LG3 Notes: System On Chip Design

Slides for LG3.

Overview of bus structure in an example SoC.

A platform chip is a SoC that is used in a number of products although chunks of it might be turned off in any one application: for example, the USB port might not be made available on a portable media player despite being on the core chip.

Generally devices must be allocated to busses with knowledge of the expected access and traffic patterns. Commonly there is one main bus master per bus. The bus master is the device that generates the address for the next data movement (read or write operation).

Busses are connected to bridges, but crossing a bridge has latency and also uses up bandwidth on both busses.

Lower-speed busses may go off chip.

DRAM is always an important component that used to be off chip. Today, some on-chip DRAM is being used in SoCs.

Microcomputer from 1975 era

A basic microprocessor such as the original Intel 8008 device has a 16 bit address bus and an 8 bit data bus so can address 64 Kbytes of memory. It is an A16/D8 processor core. Internally it has instruction fetch, decode and execute logic.
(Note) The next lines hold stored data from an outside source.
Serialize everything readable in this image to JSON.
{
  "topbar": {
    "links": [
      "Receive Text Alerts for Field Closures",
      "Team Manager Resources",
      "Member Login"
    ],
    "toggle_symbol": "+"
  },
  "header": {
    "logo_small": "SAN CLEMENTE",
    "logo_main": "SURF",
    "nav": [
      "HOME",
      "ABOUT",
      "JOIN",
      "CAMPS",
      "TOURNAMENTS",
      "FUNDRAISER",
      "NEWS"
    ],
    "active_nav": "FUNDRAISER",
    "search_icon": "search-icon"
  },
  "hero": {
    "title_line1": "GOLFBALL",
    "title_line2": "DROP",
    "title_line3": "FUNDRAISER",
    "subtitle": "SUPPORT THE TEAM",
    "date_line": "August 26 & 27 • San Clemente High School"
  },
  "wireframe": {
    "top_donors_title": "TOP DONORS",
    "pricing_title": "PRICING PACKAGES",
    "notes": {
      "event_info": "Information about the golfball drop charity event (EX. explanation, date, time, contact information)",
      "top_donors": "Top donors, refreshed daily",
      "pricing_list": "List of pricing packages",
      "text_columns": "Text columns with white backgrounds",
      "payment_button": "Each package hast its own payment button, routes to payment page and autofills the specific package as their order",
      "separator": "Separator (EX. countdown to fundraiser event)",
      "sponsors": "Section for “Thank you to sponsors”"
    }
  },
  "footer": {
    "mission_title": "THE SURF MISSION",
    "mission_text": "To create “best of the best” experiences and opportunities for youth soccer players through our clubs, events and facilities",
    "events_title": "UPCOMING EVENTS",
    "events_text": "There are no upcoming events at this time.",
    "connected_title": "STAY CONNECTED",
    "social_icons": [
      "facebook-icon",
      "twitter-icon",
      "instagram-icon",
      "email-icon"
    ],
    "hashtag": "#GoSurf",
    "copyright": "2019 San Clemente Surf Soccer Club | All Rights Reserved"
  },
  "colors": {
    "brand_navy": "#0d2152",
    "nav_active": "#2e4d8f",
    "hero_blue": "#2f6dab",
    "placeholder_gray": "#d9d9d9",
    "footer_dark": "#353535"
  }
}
It is a bus initiator in ESL terms.

The interrupt input makes it save its PC and load a fixed value instead: an external hardware event forces it to make a jump.

The high-order address bits are decoded to create chip enable signals for each of the connected peripherals, such as the RAM, ROM and UART.

The first SoCs were perhaps the microcontrollers. The Intel 8051 used in the mouse shipped with the first IBM PC is a good example. For the first time, RAM, ROM, Processor and I/O devices are all on one piece of silicon. We all now have many of these such devices : one in every card in our wallet or purse. Today's SoC are the same, just much more complex.

Programmed I/O

I've given a complete set of macro definitions using the C preprocessor that enables a C program to access a hardware UART with programmed input/output.

The input and output subroutines use spinlocks. The receiver spins until the empty flag in the status register goes away. Reading the data register makes the status register go empty again. The actual hardware device might have a receive FIFO, so instead of going empty, the next character from the FIFO would become available straightaway.

The output function is exactly the same in principle, except it spins while the device is still busy with any data written previously.

General Interrupt Structure

Nearly all devices have a master interrupt enable control flag that can be set and cleared by under programmed I/O by the controlling processor. Its output is just ANDed with the local interrupt source.

The programmed I/O uses the write enable (wen) signal to guard the transfer of data from the main data bus into the control register. A ren signal is used for reading.

The principal of programming is

With only a single interrupt wire to the processor, all interrupt sources share it and the processor must poll around on each interrupt to find the device that needs attention.

Enchancement: a vectored interrupt makes the processor branch to a device-specific location.

Interrupts can also be associated with priorities, so that interrupts of a higher level than currently being run preempt.

Programming for the UART using Interrupts

LINK: C Code For Device Driver.

The code fragment illustrates the complete set of four software routines needed to manage a pair of circular buffers for input and output to the UART.

If the UART has a single interrupt output for both send and receive events, then two of the four routines are combined with a software dispatch.

General Purpose I/O Pins (GPIO)

The general structure of GPIO pins has not changed since the early days of the 6821 I/O controller. A number of pins are provided that can either be input or output. A data direction register sets the direction on a per-pin basis. If an output, data comes from a data register. Interrupt polarity and masks are available on a per-pin basis for received events. A master interrupt enable mask is also provided.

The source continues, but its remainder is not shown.